To further determine the production capabilities of GFP, in this study, the relative fluorescence intensities of GFP were also measured in LL3. Among the 18 endogenous promoters, PRahp showed the strongest production capacity of GFP, followed by PRsuc, PRtpxi, PRrpsU, PRhem and PRydh (Fig. 5b). However, the first six promoters were PRldh, PRahp, PRhem, PRtpxi, PRclp and PRsuc from high to low at the transcriptional levels (Fig. 5a). Considering the different RBSs located upstream of the promoters evaluated in this study, we speculate that the different RBSs may affect the translational initiation efficiencies of mRNA corresponding to GFP, leading to the different trends between the transcriptional level and production capacity of GFP.
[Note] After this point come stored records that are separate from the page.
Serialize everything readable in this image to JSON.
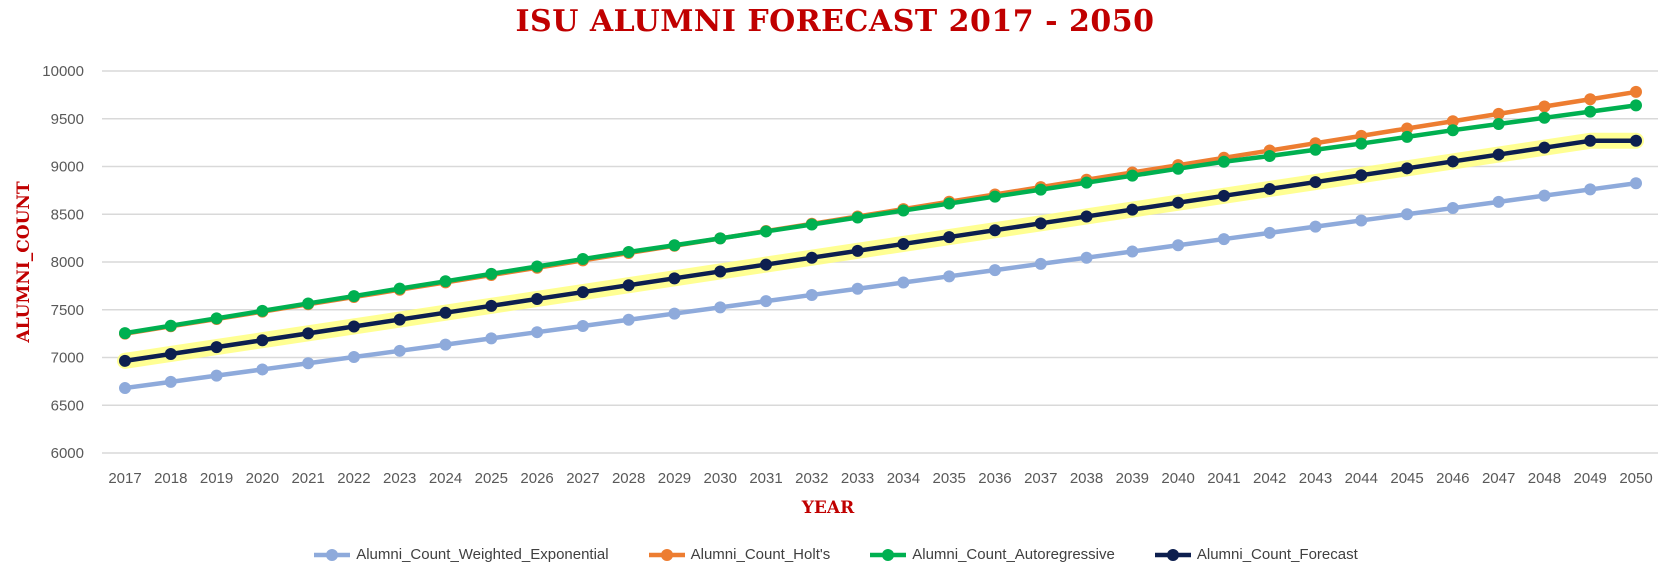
{
  "chart_data": {
    "type": "line",
    "title": "ISU ALUMNI FORECAST 2017 - 2050",
    "xlabel": "YEAR",
    "ylabel": "ALUMNI_COUNT",
    "ylim": [
      6000,
      10000
    ],
    "ytick_step": 500,
    "yticks": [
      "6000",
      "6500",
      "7000",
      "7500",
      "8000",
      "8500",
      "9000",
      "9500",
      "10000"
    ],
    "grid": true,
    "legend_position": "bottom",
    "x": [
      "2017",
      "2018",
      "2019",
      "2020",
      "2021",
      "2022",
      "2023",
      "2024",
      "2025",
      "2026",
      "2027",
      "2028",
      "2029",
      "2030",
      "2031",
      "2032",
      "2033",
      "2034",
      "2035",
      "2036",
      "2037",
      "2038",
      "2039",
      "2040",
      "2041",
      "2042",
      "2043",
      "2044",
      "2045",
      "2046",
      "2047",
      "2048",
      "2049",
      "2050"
    ],
    "series": [
      {
        "name": "Alumni_Count_Weighted_Exponential",
        "color": "#8eaadb",
        "values": [
          6680,
          6745,
          6810,
          6875,
          6940,
          7005,
          7070,
          7135,
          7200,
          7265,
          7330,
          7395,
          7460,
          7525,
          7590,
          7655,
          7720,
          7785,
          7850,
          7915,
          7980,
          8045,
          8110,
          8175,
          8240,
          8305,
          8370,
          8435,
          8500,
          8565,
          8630,
          8695,
          8760,
          8825
        ]
      },
      {
        "name": "Alumni_Count_Holt's",
        "color": "#ed7d31",
        "values": [
          7250,
          7327,
          7403,
          7480,
          7557,
          7633,
          7710,
          7787,
          7864,
          7940,
          8017,
          8094,
          8170,
          8247,
          8324,
          8400,
          8477,
          8554,
          8631,
          8707,
          8784,
          8861,
          8937,
          9014,
          9091,
          9167,
          9244,
          9321,
          9398,
          9474,
          9551,
          9628,
          9704,
          9781
        ]
      },
      {
        "name": "Alumni_Count_Autoregressive",
        "color": "#00b050",
        "values": [
          7255,
          7333,
          7410,
          7488,
          7566,
          7643,
          7721,
          7798,
          7876,
          7953,
          8031,
          8105,
          8175,
          8247,
          8320,
          8393,
          8466,
          8539,
          8612,
          8685,
          8758,
          8831,
          8904,
          8977,
          9050,
          9110,
          9175,
          9240,
          9310,
          9380,
          9445,
          9510,
          9575,
          9640
        ]
      },
      {
        "name": "Alumni_Count_Forecast",
        "color": "#0d1f4f",
        "highlight": "#ffff80",
        "values": [
          6965,
          7037,
          7109,
          7181,
          7253,
          7325,
          7397,
          7469,
          7541,
          7613,
          7685,
          7757,
          7829,
          7901,
          7973,
          8045,
          8117,
          8189,
          8261,
          8333,
          8405,
          8477,
          8549,
          8621,
          8693,
          8765,
          8837,
          8909,
          8981,
          9053,
          9125,
          9197,
          9269,
          9270
        ]
      }
    ]
  }
}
Substitution of the native srfA promoter enhanced surfactin production
Considering the heterologous expression of srfA is challenging for which large genetic sequence (over 25 kb) [40], substitution of the native srfA promoter by strong promoters is considered more beneficial for enhanced transcription of srfA operon [13, 14, 18]. For example, Sun et al [13] replaced the native Psrf promoter of B. subtilis, resulting in a 10-fold improvement in the titer of surfactin. In this study, two strong promoters PRsuc and PRtpxi, of which nucleotide sequences are shown in supplementary material, derived from endogenous promoter library of LL3, were integrated into upstream of the srfA operon in GR167ID to construct surfactin hyperproducers GR167IDS and GR167IDT. As expected, both the surfactin production and specific productivity exhibited a significant elevation (Fig. 6a and b). In particular, the PRsuc promoter-substituted strain GR167IDS produced 311.35 mg/L surfactin, which was about 9.5-fold higher than that of GR167ID (Fig. 6a). Meanwhile, the transcriptional level of srfA operon in GR167IDS was 678-fold higher than that in GR167ID (Fig. 6c), indicating that the endogenous promoter PRsuc could significantly improve surfactin production by enhancing the transcription of srfA operon in B. amyloliquefaciens LL3.